Get Me Out of Interleague Play

There's been a lot to talk about thus far in this Red Sox season, mostly good, but some bad.  One of the most increasingly nagging and obnoxious things in recent memory is the MLB's obsession with Interleague Play.  There needs to be a complete re-vamping of this system if it is going to work for some teams.  The Red Sox are one of the teams whom Interleague Play is starting to hurt.  They have dropped to 5-5 in this grand experiment that won't go away.  Last night was just the latest in Interleague woes for a team that was clicking on all cylinders previous to the last week or so.  There are two things I do not like about Interleague Play.  Let's start with pitchers batting.  How can the MLB reasonably justify putting your most important players on the field to do something that they don't normally do (in the AL at least)?  A pitcher's mental state, pace, and comfort is their biggest strength outside of pure, raw stuff and by them batting is putting all of that in jeopardy.  Especially for a team like the Red Sox, which has a potent offense, it essentially shrinks the batting order from 9 to 8 batters.  It's like putting Jorge Posada in your lineup.

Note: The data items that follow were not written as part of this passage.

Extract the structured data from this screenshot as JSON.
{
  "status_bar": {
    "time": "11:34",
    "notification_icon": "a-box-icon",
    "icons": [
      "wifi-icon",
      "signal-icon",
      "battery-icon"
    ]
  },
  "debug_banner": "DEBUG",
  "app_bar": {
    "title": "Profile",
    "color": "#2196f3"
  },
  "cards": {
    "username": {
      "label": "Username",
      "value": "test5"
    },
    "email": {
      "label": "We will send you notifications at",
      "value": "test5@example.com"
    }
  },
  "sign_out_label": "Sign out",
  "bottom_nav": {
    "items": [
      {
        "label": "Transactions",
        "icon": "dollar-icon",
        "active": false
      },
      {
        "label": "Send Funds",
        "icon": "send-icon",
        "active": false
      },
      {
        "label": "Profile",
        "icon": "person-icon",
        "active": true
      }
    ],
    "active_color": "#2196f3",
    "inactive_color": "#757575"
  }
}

This bring me to my next point and the second thing about why Interleague Play should be no more.  There are two different sets of rules in the MLB, between the leagues.  Yes, the game is the same and it is just the personnel that changes, but different teams in each league are built a certain way.  A team like the Red Sox is put in a particularly inconvenient situation due to this style of play.  You have a resurgent DH who has found the fountain of youth in David Ortiz, but a DH/1B style MVP candidate in Adrian Gonzalez.  So what do you do?  Here are the options.

Option 1: Sit David Ortiz and play Gonzalez at 1B.  This seems to be the popular option, but Ortiz has been on a tear lately and he is in a contract year.  Why take a guy out of his rhythm for NINE games when he has been so important to this season's success?  Not only do you take him out of a rhythm, but you diminish his confidence and risk injury upon his reinsertion to the lineup.

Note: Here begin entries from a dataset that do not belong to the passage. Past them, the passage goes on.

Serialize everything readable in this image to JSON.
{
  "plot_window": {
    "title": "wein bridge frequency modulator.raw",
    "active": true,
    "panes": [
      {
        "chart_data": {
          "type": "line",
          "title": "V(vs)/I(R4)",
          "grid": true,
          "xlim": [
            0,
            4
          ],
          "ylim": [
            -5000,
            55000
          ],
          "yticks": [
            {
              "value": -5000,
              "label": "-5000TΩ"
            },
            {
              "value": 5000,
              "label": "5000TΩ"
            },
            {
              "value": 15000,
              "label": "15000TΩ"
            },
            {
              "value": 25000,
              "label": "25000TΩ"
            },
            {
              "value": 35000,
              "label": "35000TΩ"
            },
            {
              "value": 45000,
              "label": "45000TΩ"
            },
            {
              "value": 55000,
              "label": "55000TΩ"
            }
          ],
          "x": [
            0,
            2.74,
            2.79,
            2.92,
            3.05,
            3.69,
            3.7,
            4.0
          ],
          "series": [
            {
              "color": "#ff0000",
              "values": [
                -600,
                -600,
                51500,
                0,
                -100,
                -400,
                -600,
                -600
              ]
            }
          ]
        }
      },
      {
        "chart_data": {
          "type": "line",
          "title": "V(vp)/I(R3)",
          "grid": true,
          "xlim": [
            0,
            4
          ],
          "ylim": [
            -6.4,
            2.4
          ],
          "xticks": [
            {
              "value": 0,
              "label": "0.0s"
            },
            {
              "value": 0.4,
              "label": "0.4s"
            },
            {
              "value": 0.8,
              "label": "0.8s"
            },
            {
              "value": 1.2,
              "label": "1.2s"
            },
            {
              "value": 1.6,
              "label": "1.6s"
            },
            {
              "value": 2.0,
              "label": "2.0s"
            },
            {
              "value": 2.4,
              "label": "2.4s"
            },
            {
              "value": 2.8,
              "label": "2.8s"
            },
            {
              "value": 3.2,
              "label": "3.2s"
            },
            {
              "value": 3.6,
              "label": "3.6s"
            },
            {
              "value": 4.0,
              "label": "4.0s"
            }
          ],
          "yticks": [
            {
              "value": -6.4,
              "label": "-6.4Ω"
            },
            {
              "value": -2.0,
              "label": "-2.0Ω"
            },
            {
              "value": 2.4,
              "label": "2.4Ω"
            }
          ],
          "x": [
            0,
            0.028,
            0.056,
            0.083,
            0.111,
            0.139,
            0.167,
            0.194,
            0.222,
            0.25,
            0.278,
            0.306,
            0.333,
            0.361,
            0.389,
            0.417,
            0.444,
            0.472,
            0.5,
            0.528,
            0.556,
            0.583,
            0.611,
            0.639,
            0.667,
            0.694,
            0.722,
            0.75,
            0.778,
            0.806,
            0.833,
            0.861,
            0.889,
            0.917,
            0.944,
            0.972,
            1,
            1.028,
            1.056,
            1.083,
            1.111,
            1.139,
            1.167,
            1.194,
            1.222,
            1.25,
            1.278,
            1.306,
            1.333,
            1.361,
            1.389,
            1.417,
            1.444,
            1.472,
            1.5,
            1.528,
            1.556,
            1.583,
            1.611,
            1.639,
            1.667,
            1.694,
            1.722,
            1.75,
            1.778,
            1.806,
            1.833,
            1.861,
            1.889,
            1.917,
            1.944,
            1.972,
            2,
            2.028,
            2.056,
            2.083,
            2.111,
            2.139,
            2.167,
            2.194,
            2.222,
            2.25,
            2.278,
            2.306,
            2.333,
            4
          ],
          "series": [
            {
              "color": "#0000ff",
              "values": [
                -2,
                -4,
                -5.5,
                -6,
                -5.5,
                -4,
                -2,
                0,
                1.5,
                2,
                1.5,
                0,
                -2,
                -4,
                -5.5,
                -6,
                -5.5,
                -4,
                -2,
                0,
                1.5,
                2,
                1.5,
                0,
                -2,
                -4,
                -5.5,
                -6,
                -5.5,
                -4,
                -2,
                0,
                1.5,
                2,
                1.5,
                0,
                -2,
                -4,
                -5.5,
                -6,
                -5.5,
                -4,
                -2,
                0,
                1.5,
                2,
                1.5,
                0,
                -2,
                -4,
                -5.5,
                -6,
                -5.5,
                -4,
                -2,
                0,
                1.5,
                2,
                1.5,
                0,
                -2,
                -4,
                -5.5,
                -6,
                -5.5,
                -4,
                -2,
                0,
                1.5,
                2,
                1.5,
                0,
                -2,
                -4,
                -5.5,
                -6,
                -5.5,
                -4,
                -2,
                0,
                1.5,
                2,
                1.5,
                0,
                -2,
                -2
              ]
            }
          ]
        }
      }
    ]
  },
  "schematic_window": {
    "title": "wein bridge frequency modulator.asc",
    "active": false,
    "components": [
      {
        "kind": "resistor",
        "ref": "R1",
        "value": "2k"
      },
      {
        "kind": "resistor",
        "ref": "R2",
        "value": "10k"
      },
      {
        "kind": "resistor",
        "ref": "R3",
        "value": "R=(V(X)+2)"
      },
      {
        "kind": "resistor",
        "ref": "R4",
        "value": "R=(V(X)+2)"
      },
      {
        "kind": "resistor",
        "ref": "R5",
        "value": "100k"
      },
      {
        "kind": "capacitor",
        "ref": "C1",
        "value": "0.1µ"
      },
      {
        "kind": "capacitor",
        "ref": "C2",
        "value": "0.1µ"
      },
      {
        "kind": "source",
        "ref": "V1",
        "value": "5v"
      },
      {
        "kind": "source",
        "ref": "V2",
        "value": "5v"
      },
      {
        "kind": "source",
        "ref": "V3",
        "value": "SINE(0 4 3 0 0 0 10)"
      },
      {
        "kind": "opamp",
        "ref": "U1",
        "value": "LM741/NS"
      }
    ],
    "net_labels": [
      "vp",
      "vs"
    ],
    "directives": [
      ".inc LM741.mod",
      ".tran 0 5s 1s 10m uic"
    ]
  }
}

Option 2: Sit Gonzalez and play Ortiz at 1B.  The issue here is not Ortiz's defensive capabilities, although they are significantly less than Gonzalez's.  The problem is sitting Gonzalez.  Before this season began, Adrian expressed his wishes to play all 162 games this season.  The chances of that happening are very small, but again why take the first half AL MVP out of his groove?  This may make Ortiz happy and confident, but it weakens the first base position AND the batting lineup.  No one player should be put before the team.

Option 3: Play Gonzalez in RF and Ortiz at 1B.  Another catch 22.  Your batting order is at its best (especially with JD Drew out of there), but your defense is in a bad spot.  You slow down the outfield with Gonzo and put him at a major risk for injury.  The chances are slim, but why even risk him diving for a ball or running into a wall.  Adrian plays at one speed, full, and if he is tracking down a fly ball, he will do anything to get it.  So with this option, your offense is clicking, but the defense is lacking now in two positions.

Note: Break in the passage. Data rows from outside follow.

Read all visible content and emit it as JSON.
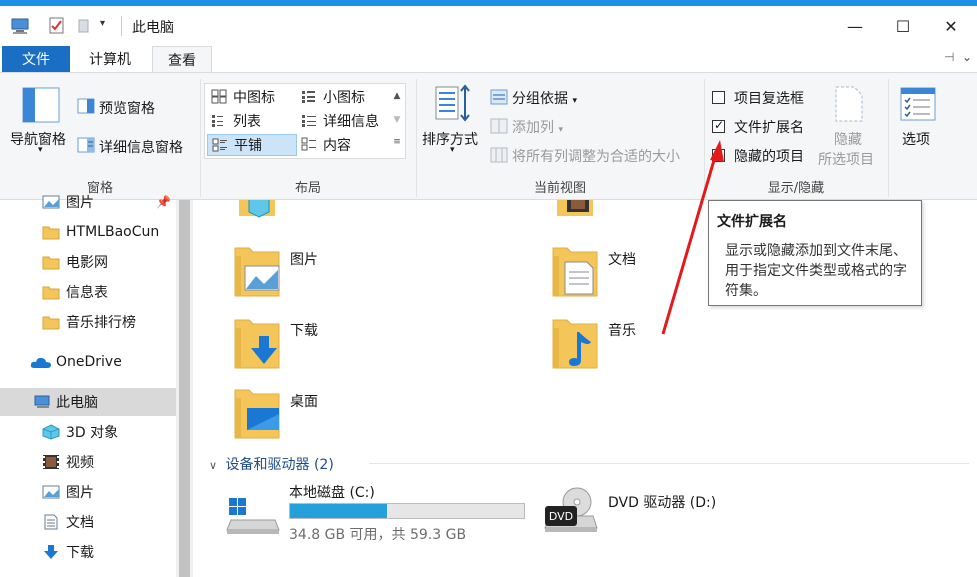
{
  "window": {
    "title": "此电脑",
    "min_glyph": "—",
    "max_glyph": "☐",
    "close_glyph": "✕"
  },
  "tabs": {
    "file": "文件",
    "computer": "计算机",
    "view": "查看"
  },
  "ribbon": {
    "pane": {
      "nav_pane": "导航窗格",
      "preview_pane": "预览窗格",
      "details_pane": "详细信息窗格",
      "label": "窗格"
    },
    "layout": {
      "items": [
        "中图标",
        "小图标",
        "列表",
        "详细信息",
        "平铺",
        "内容"
      ],
      "selected": "平铺",
      "label": "布局"
    },
    "current_view": {
      "sort_by": "排序方式",
      "group_by": "分组依据",
      "add_column": "添加列",
      "size_all_columns": "将所有列调整为合适的大小",
      "label": "当前视图"
    },
    "show_hide": {
      "item_checkboxes": "项目复选框",
      "item_checkboxes_checked": false,
      "file_extensions": "文件扩展名",
      "file_extensions_checked": true,
      "hidden_items": "隐藏的项目",
      "hidden_items_checked": false,
      "hide_selected_line1": "隐藏",
      "hide_selected_line2": "所选项目",
      "label": "显示/隐藏"
    },
    "options": "选项"
  },
  "nav": {
    "items": [
      {
        "label": "图片",
        "icon": "pictures-icon"
      },
      {
        "label": "HTMLBaoCun",
        "icon": "folder-icon"
      },
      {
        "label": "电影网",
        "icon": "folder-icon"
      },
      {
        "label": "信息表",
        "icon": "folder-icon"
      },
      {
        "label": "音乐排行榜",
        "icon": "folder-icon"
      },
      {
        "label": "OneDrive",
        "icon": "onedrive-icon"
      },
      {
        "label": "此电脑",
        "icon": "this-pc-icon"
      },
      {
        "label": "3D 对象",
        "icon": "3d-objects-icon"
      },
      {
        "label": "视频",
        "icon": "videos-icon"
      },
      {
        "label": "图片",
        "icon": "pictures-icon"
      },
      {
        "label": "文档",
        "icon": "documents-icon"
      },
      {
        "label": "下载",
        "icon": "downloads-icon"
      }
    ]
  },
  "content": {
    "folders": [
      {
        "label": "图片"
      },
      {
        "label": "文档"
      },
      {
        "label": "下载"
      },
      {
        "label": "音乐"
      },
      {
        "label": "桌面"
      }
    ],
    "devices_header": "设备和驱动器 (2)",
    "drives": {
      "c_label": "本地磁盘 (C:)",
      "c_sub": "34.8 GB 可用，共 59.3 GB",
      "c_used_fraction": 0.413,
      "d_label": "DVD 驱动器 (D:)",
      "dvd_badge": "DVD"
    }
  },
  "tooltip": {
    "title": "文件扩展名",
    "body": "显示或隐藏添加到文件末尾、用于指定文件类型或格式的字符集。"
  },
  "colors": {
    "accent": "#1a6fc4",
    "folder": "#f4c65a",
    "drive_fill": "#26a0da",
    "arrow": "#e41a1a"
  }
}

My solution to all of this is a platoon.  To what extent, I do not know.  That is why Tito gets paid the big bucks.  Do anything possible to keep Gonzo out of right field.  It just does not make sense to put your best player at risk like that.  Ortiz can't possibly sit all 9 games, because that just throws him off, when he has been every bit as important this season.  Bottom line, interleague play is just unfair.  When NL teams travel, it's great because they add an extra bat and protect their pitchers.  When AL teams travel, there are  a whole slew of managerial, ethical, and business decisions to be made, not to mention pitchers at a higher risk.  No other sport has two sets of rules that must interchange as often as baseball's.  The National League should adopt the DH and unify the rules and for any baseball purist out there, I have one thing to say.  It's 2011, get with it, making the DH mandatory in the NL is the least of the MLB's worries in this era.